Tuesday, January 24th 2012, 6:42 pm
Ben Franklin is generally thought to have created the first pair of bifocals. Folks who need them know they correct for both near and far vision in one pair of eyeglasses.
But one thing I'm sure Ben Franklin never dreamed of are cutting edge bifocals that refocus electronically.
Get ready kids, one of these days you will all develop the need for reading glasses or bifocals. I need them but don't like them because the magnifying part is always there.
When Daniel Brunson of Hicks Brunson Eyewear told me he had this new kind of bifocal, I was interested. These new bifocals can turn on or off the reading or magnifying part - like magic.
"All these are the frames you can use," said Daniel Brunson of the new eyewear.
"You either turn it on when you want or it stays on or the auto focus," he said. "On when you look down; off when you look up."
There is a sensor in the temple piece, and the world's smallest accelerometer emits a tiny charge into a layer of liquid crystals on the front surface of the lens. So, they're bifocals when you need them, single vision when you don't.

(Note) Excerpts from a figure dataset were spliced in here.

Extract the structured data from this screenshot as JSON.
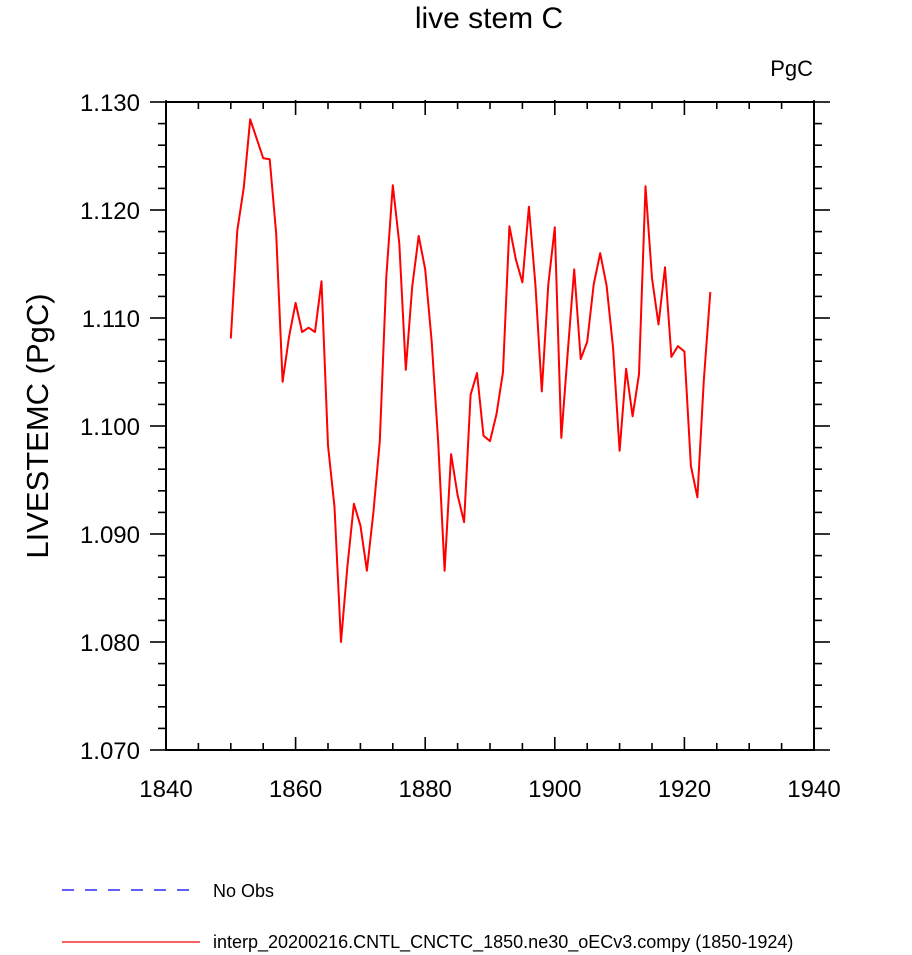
{
  "chart_data": {
    "type": "line",
    "title": "live stem C",
    "units_label": "PgC",
    "ylabel": "LIVESTEMC  (PgC)",
    "xlabel": "",
    "xlim": [
      1840,
      1940
    ],
    "ylim": [
      1.07,
      1.13
    ],
    "x_major_ticks": [
      1840,
      1860,
      1880,
      1900,
      1920,
      1940
    ],
    "x_tick_labels": [
      "1840",
      "1860",
      "1880",
      "1900",
      "1920",
      "1940"
    ],
    "y_major_ticks": [
      1.07,
      1.08,
      1.09,
      1.1,
      1.11,
      1.12,
      1.13
    ],
    "y_tick_labels": [
      "1.070",
      "1.080",
      "1.090",
      "1.100",
      "1.110",
      "1.120",
      "1.130"
    ],
    "grid": false,
    "legend": [
      {
        "label": "No Obs",
        "color": "#0000ff",
        "style": "dashed"
      },
      {
        "label": "interp_20200216.CNTL_CNCTC_1850.ne30_oECv3.compy (1850-1924)",
        "color": "#ff0000",
        "style": "solid"
      }
    ],
    "series": [
      {
        "name": "interp_20200216.CNTL_CNCTC_1850.ne30_oECv3.compy (1850-1924)",
        "color": "#ff0000",
        "x": [
          1850,
          1851,
          1852,
          1853,
          1854,
          1855,
          1856,
          1857,
          1858,
          1859,
          1860,
          1861,
          1862,
          1863,
          1864,
          1865,
          1866,
          1867,
          1868,
          1869,
          1870,
          1871,
          1872,
          1873,
          1874,
          1875,
          1876,
          1877,
          1878,
          1879,
          1880,
          1881,
          1882,
          1883,
          1884,
          1885,
          1886,
          1887,
          1888,
          1889,
          1890,
          1891,
          1892,
          1893,
          1894,
          1895,
          1896,
          1897,
          1898,
          1899,
          1900,
          1901,
          1902,
          1903,
          1904,
          1905,
          1906,
          1907,
          1908,
          1909,
          1910,
          1911,
          1912,
          1913,
          1914,
          1915,
          1916,
          1917,
          1918,
          1919,
          1920,
          1921,
          1922,
          1923,
          1924
        ],
        "y": [
          1.1081,
          1.1181,
          1.1221,
          1.1284,
          1.1266,
          1.1248,
          1.1247,
          1.1178,
          1.1041,
          1.1083,
          1.1114,
          1.1087,
          1.1091,
          1.1087,
          1.1134,
          1.0982,
          1.0925,
          1.08,
          1.087,
          1.0928,
          1.0908,
          1.0866,
          1.092,
          1.0986,
          1.1138,
          1.1223,
          1.1169,
          1.1052,
          1.1129,
          1.1176,
          1.1145,
          1.1078,
          1.0985,
          1.0866,
          1.0974,
          1.0936,
          1.0911,
          1.1029,
          1.1049,
          1.0991,
          1.0986,
          1.1011,
          1.105,
          1.1185,
          1.1154,
          1.1133,
          1.1203,
          1.1131,
          1.1032,
          1.1131,
          1.1184,
          1.0989,
          1.1069,
          1.1145,
          1.1062,
          1.1078,
          1.1131,
          1.116,
          1.113,
          1.1072,
          1.0977,
          1.1053,
          1.1009,
          1.1048,
          1.1222,
          1.1137,
          1.1094,
          1.1147,
          1.1064,
          1.1074,
          1.1069,
          1.0963,
          1.0934,
          1.1042,
          1.1124
        ]
      }
    ]
  }
}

So, you're in charge of the eyewear.
The company PixelOptics has been working on this for several years and finally developed the electronics to be small enough and light weight enough to be practical for commercial eyeglasses.
This is so new in Tulsa all he had to show me was the frames and the demo lens. You charge the electronics like your cell phone.
"A charge last two or three days," said Daniel Brunson of Hicks Brunson Eyewear.
As a glasses wearer, it's hard to find the downside - except for maybe the price, about $1,300 dollars. As with all electronics, I suppose that will come down with time. Until then I use the manual system.
Hicks Brunson Eyewear is one of only a handful of shops in the Tulsa area which will be selling the lenses.